While their opinions differed sharply when it came to background checks, magazine capacity laws, and automatic weapons, one of the issues that everyone in the class did agree on was the absurdity of short-barreled rifle and short-barreled shotgun regulations. They concluded (through their own rational thought, I might add) that the laws were instituted with fear in mind instead of logic. I smiled to myself and dreamed of the day when a particular teacher’s salary might be high enough for him own several SBRs.
I ended the unit with a constructed response (3 typed pages) to the following question: “Given all that you have learned, what is the best solution for stopping violent crime in the United States?” The responses to this question were as wide-ranging as my students’ personalities, but what pleased me the most after all we discussed was that their arguments were supported by factual evidence.
The pro-gun students pointed out that mass shootings almost always take place in areas that do not allow people to conceal carry.

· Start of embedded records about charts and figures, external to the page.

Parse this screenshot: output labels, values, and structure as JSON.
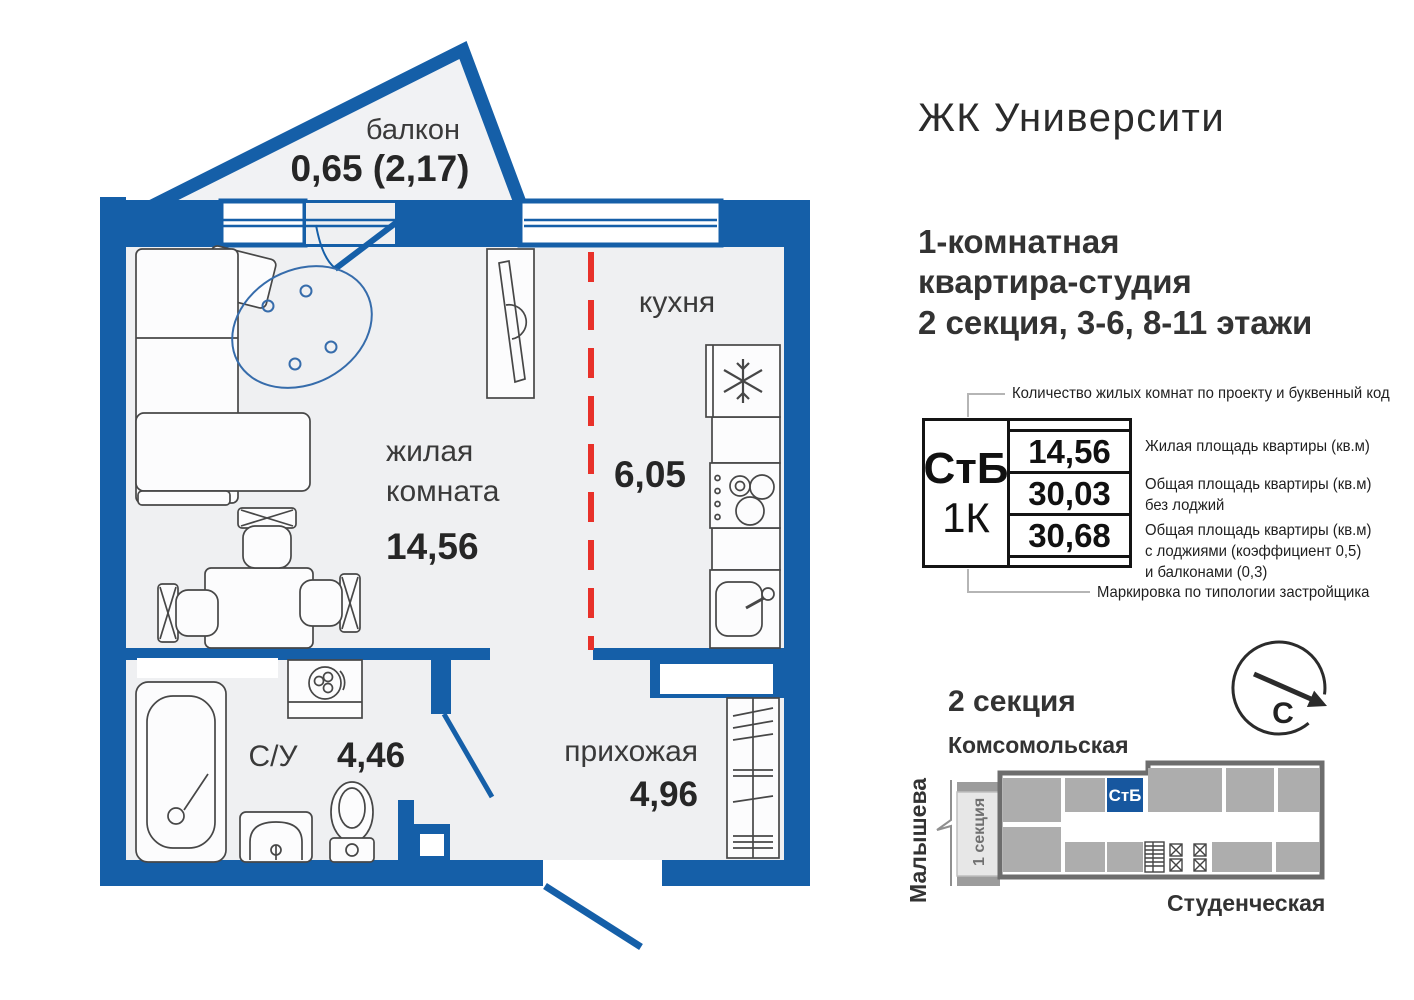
{
  "colors": {
    "wall_blue": "#155fa8",
    "dashed_red": "#e8312a",
    "marker_blue": "#17579f",
    "floor": "#eff0f2"
  },
  "header": {
    "title": "ЖК Университи",
    "subtitle_lines": [
      "1-комнатная",
      "квартира-студия",
      "2 секция, 3-6, 8-11 этажи"
    ]
  },
  "plan": {
    "balcony": {
      "label": "балкон",
      "area": "0,65 (2,17)"
    },
    "kitchen": {
      "label": "кухня",
      "area": "6,05"
    },
    "living": {
      "label_line1": "жилая",
      "label_line2": "комната",
      "area": "14,56"
    },
    "bathroom": {
      "label": "С/У",
      "area": "4,46"
    },
    "hallway": {
      "label": "прихожая",
      "area": "4,96"
    }
  },
  "spec_table": {
    "type_code": "СтБ",
    "room_code": "1К",
    "values": [
      "14,56",
      "30,03",
      "30,68"
    ],
    "top_note": "Количество жилых комнат по проекту и буквенный код",
    "bottom_note": "Маркировка по типологии застройщика",
    "value_notes": [
      [
        "Жилая площадь квартиры (кв.м)"
      ],
      [
        "Общая площадь квартиры (кв.м)",
        "без лоджий"
      ],
      [
        "Общая площадь квартиры (кв.м)",
        "с лоджиями (коэффициент 0,5)",
        "и балконами (0,3)"
      ]
    ]
  },
  "section_map": {
    "heading": "2 секция",
    "street_top": "Комсомольская",
    "street_left": "Малышева",
    "street_bottom": "Студенческая",
    "unit_marker": "СтБ",
    "adjacent_section": "1 секция",
    "compass_north": "С"
  }
}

The gun control advocates brought up studies that show that a majority of Americans are in favor of more rigorous background checks. Yet the one thing that every student used in their essay – something I, and probably most Americans, agree with – was the need for increased funding and support for people suffering from mental health problems.
They all earned passing grades. (Although Students B and F turned their papers in late and only received an 80%). In the end they learned something new and I enjoyed teaching the material. There was a spark of excitement in their attitudes towards each lesson. They actually strove to remove some ignorance from their lives and did not fight me every step of the way, as certain students are liable to do.
There was something special in excluding my biases from these lessons. I was able to examine the facts behind the numerous aspects of this enormous debate and relay that to my students. I realized that while many of the roots of my opinions concerning firearms are comprised of emotion, those roots are entwined in a rich soil of dates, statistics, court cases, and a thought-provoking history that is worth digging up and running one’s fingers through in order to uncover the truth.